This project explores the use of machine learning to predict Attention-Deficit/Hyperactivity Disorder (ADHD) in women using brain connectome data, psychosocial indicators, and demographic features. The model leverages neuroimaging-derived connectivity matrices alongside behavioral assessments like the SDQ (Strengths and Difficulties Questionnaire) to improve early detection, particularly for females, where ADHD remains historically underdiagnosed.
ADHD in females is often missed or misdiagnosed due to less overt hyperactive behavior and diagnostic criteria primarily derived from male populations. Undiagnosed ADHD can lead to lifelong issues with academic achievement, career progression, and mental health.
This project aims to:
- Build an early-warning system using neurobiological and behavioral features,
- Close the gender gap in diagnosis,
- Inform targeted interventions through interpretable machine learning.

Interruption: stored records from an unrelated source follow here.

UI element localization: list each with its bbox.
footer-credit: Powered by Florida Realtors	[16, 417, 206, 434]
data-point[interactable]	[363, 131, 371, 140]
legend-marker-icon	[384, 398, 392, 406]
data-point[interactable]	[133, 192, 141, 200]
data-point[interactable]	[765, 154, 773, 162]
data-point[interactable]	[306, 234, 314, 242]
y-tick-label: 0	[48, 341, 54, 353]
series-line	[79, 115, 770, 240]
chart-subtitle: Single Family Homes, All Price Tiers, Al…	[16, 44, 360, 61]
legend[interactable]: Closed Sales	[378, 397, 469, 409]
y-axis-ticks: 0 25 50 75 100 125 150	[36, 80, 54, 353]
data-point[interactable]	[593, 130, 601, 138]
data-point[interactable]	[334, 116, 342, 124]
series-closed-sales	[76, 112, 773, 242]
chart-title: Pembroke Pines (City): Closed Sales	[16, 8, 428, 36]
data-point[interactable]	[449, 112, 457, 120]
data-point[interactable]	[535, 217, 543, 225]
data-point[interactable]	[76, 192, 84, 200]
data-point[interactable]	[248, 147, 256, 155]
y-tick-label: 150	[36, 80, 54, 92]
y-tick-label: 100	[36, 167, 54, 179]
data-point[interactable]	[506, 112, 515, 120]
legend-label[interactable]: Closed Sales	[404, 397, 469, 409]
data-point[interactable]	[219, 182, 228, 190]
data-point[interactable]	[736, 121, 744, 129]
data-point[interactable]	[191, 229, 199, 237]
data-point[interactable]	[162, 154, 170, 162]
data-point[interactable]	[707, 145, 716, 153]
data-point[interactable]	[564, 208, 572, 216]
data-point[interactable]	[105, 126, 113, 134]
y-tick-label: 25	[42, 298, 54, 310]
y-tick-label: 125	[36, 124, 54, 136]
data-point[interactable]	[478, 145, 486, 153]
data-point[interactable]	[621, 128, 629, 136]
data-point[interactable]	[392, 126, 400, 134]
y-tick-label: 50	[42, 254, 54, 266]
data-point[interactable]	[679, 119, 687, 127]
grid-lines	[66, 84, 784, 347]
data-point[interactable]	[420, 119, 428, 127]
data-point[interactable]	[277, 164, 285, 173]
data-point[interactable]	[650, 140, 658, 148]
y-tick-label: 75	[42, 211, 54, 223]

Given the size and structure of the dataset—multiple sources including:
- Brain connectome matrices,
- SDQ scores,
- Demographics and labels—
we chose DuckDB, a high-performance in-memory SQL engine, to simplify and accelerate data manipulation. DuckDB allowed us to:
- Perform SQL-style joins and aggregations directly on Parquet or CSV files,
- Avoid memory bottlenecks with large datasets,
- Improve development speed and interactivity within Jupyter notebooks,
- Ensure scalability for potential future expansions (e.g., adding more imaging features or multi-center data).
Brain connectome matrices represent functional or structural connectivity between dozens of brain regions, resulting in hundreds to thousands of features when flattened (e.g., upper triangle of a correlation matrix). This introduces several issues:
- 🚨 Curse of dimensionality: Too many features relative to the number of subjects can cause overfitting.
- 🧮 Computational inefficiency: Training becomes slower and noisier.
- 🔍 Redundancy: Many connectome features may be highly correlated or irrelevant to the prediction task.
To address this, we used Principal Component Analysis (PCA) to:
- Reduce dimensionality while retaining most of the variance,
- Compress noisy, sparse, or redundant data into a smaller set of informative components,
- Improve model generalization and interpretability.
The Strengths and Difficulties Questionnaire (SDQ) is a validated behavioral assessment tool that screens for mental health issues in youth. It captures ADHD-relevant traits such as:
- Hyperactivity,
- Emotional regulation,
- Peer issues,
- Conduct behavior.
Including SDQ scores in the model added behavioral context to the brain-based features, improving sensitivity to real-world diagnostic patterns and reducing reliance on neuroimaging alone.
- 🧩 Multimodal feature integration: connectome + SDQ + demographics.
- 🧠 PCA to reduce high-dimensional brain features.
- 🧪 MLP and other classifiers for multi-label ADHD prediction.
- ⚖️ F1-score-based evaluation, with attention to class imbalance (especially for female ADHD).
This research aligns with key Sustainable Development Goals:
- SDG 3 – Good Health and Well-being: Early identification enables timely treatment and better mental health outcomes.
- SDG 4 – Quality Education: Supports at-risk students in achieving academic success.
- SDG 5 – Gender Equality: Addresses underdiagnosis of ADHD in women and girls.
mlp.ipynb: Neural network model training and evaluation.analysis_notebook.ipynb: Data exploration and connectome-SDQ correlation analysis.